The Best Thing That Happened This Week: The Navy Yard Got Legs

We'll take Group X's brand of many-tentacled public art over that Lipchitz dreck any day.

Photo by Claire Sasko

When I was a kid, growing up in Glenside, we drove into the city regularly — to visit relatives, go to museums, see the Wanamaker’s Christmas show. We came down Kelly Drive (then the East River Drive), and as we did, we passed a whole succession of stuffy white-guy statues: Abraham Lincoln, Anthony Wayne, Ulysses S. Grant, a Pilgrim, a cowboy, all those freaky dudes in the Ellen Phillips Samuel Memorial. (I’m just gonna say it: Lipchitz was a hack.) It was pretty much the U.S. Senate until you got to Joan of Arc, so bright and pretty and shiny, so much cooler than those other guys.

And I thought she was cool.

Well. On Monday, which just happens to be International Octopus Day, the Navy Yard came under attack by a vast blue-and-purple something with 20 legs as much as 40 feet long sprouting out of a warehouse’s windows and roof. The installation by Filthy Luker and Pedro Estrellas, organized by Group X, is weird and wonderful and on view through November 16th, so hurry on down.

There are a couple different ways to think about the city’s shift from public art that celebrates politicians and military generals and whatever the hell Lipchitz was doing to public art that makes you laugh in delight.
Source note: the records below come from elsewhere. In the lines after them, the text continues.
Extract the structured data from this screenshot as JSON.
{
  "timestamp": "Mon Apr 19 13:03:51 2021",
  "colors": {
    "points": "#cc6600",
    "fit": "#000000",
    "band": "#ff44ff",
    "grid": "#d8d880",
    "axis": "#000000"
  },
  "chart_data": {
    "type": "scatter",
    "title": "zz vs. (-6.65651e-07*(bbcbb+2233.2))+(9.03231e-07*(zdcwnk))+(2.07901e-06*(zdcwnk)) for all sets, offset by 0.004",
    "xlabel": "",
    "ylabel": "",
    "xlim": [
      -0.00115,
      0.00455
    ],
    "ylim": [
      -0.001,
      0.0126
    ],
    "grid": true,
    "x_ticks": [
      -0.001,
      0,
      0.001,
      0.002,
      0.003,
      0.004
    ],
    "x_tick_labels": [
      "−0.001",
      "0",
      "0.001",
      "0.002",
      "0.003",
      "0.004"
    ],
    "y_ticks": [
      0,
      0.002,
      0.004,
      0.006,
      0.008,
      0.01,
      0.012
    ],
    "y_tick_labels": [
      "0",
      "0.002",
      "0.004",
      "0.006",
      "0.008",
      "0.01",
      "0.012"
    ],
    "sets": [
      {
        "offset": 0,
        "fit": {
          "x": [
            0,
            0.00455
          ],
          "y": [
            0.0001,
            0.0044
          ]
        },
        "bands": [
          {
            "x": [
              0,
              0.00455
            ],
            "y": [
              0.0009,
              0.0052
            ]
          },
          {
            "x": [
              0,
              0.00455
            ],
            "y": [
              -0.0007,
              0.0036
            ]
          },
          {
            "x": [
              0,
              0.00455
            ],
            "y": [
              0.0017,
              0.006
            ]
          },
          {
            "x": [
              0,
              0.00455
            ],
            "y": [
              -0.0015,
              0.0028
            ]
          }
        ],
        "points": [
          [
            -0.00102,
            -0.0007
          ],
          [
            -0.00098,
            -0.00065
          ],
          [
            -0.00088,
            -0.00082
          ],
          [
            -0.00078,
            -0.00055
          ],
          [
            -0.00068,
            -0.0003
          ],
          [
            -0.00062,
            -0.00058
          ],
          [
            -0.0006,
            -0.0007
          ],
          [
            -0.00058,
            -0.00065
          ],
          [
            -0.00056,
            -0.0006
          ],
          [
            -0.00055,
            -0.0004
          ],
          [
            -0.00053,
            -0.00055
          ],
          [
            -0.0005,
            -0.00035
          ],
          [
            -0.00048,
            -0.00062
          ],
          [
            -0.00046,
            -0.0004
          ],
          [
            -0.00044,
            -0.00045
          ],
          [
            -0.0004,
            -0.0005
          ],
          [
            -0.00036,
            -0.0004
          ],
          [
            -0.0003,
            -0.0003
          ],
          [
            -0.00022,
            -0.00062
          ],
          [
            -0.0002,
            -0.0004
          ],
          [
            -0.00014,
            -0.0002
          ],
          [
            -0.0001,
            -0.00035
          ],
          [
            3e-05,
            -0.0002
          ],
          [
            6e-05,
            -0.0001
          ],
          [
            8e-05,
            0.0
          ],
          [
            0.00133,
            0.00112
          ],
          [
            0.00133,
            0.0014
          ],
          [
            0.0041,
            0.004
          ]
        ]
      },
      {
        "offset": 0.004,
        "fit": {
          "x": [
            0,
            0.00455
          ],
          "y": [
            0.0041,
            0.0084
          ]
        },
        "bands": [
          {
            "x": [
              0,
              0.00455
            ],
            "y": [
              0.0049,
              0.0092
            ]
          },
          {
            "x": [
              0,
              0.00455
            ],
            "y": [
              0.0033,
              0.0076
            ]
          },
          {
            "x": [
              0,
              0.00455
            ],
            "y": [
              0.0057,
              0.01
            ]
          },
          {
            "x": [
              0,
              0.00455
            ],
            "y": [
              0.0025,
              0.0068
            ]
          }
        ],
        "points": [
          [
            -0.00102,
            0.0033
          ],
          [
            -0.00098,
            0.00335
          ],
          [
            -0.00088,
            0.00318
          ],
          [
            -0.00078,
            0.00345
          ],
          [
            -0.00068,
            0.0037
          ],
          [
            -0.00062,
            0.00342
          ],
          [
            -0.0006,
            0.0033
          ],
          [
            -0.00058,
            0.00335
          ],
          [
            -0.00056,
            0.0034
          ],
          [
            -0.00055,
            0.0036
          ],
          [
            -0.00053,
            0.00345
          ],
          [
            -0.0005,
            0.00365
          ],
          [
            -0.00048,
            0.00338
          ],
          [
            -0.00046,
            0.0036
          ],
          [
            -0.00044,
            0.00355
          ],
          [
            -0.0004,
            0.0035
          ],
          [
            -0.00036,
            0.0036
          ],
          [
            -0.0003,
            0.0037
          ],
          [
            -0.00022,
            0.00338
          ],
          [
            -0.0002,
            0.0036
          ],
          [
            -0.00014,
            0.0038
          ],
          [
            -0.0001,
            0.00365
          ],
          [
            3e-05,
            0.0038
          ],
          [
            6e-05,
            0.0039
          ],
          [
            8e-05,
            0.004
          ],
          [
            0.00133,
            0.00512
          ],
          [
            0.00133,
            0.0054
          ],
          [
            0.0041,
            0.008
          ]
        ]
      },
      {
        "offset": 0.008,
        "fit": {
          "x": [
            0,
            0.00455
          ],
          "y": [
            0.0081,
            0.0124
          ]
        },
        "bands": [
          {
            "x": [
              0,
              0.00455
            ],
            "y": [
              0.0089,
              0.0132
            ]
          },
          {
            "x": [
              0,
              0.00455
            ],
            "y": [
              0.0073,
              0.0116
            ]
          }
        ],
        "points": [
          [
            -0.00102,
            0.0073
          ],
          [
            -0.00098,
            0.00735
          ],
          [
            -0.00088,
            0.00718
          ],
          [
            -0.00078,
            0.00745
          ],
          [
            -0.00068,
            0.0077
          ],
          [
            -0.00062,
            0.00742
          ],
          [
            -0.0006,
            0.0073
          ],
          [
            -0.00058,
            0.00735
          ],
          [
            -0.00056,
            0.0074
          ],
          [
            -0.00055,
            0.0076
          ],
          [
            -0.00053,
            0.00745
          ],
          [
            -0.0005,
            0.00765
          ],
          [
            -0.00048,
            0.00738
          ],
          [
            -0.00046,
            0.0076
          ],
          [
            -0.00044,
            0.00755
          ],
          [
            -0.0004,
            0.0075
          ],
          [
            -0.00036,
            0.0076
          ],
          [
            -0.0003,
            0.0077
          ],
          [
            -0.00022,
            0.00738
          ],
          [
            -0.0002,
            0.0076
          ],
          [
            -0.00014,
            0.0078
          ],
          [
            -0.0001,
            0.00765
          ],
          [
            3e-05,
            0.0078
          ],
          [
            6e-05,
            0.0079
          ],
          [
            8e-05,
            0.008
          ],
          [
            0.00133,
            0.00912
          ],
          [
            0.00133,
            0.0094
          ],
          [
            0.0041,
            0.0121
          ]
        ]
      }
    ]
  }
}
One could posit that we’ve devolved into a people who don’t take much of anything seriously — who no longer have heroes to commemorate. One could contemplate the brouhahas over Mayor Rizzo’s memorial and the Rocky statue and conclude that in this world gone P.C.-mad, it’s safer to celebrate sea serpents than risk getting toppled like poor Thorfinn Karlsefni. (Vikings suck, anyway.)

Or you could be forgiven for regretting that Sea Monsters HERE will only be sticking around until November 16th, while The Spirit of Enterprise is apparently ours forever. Suckers.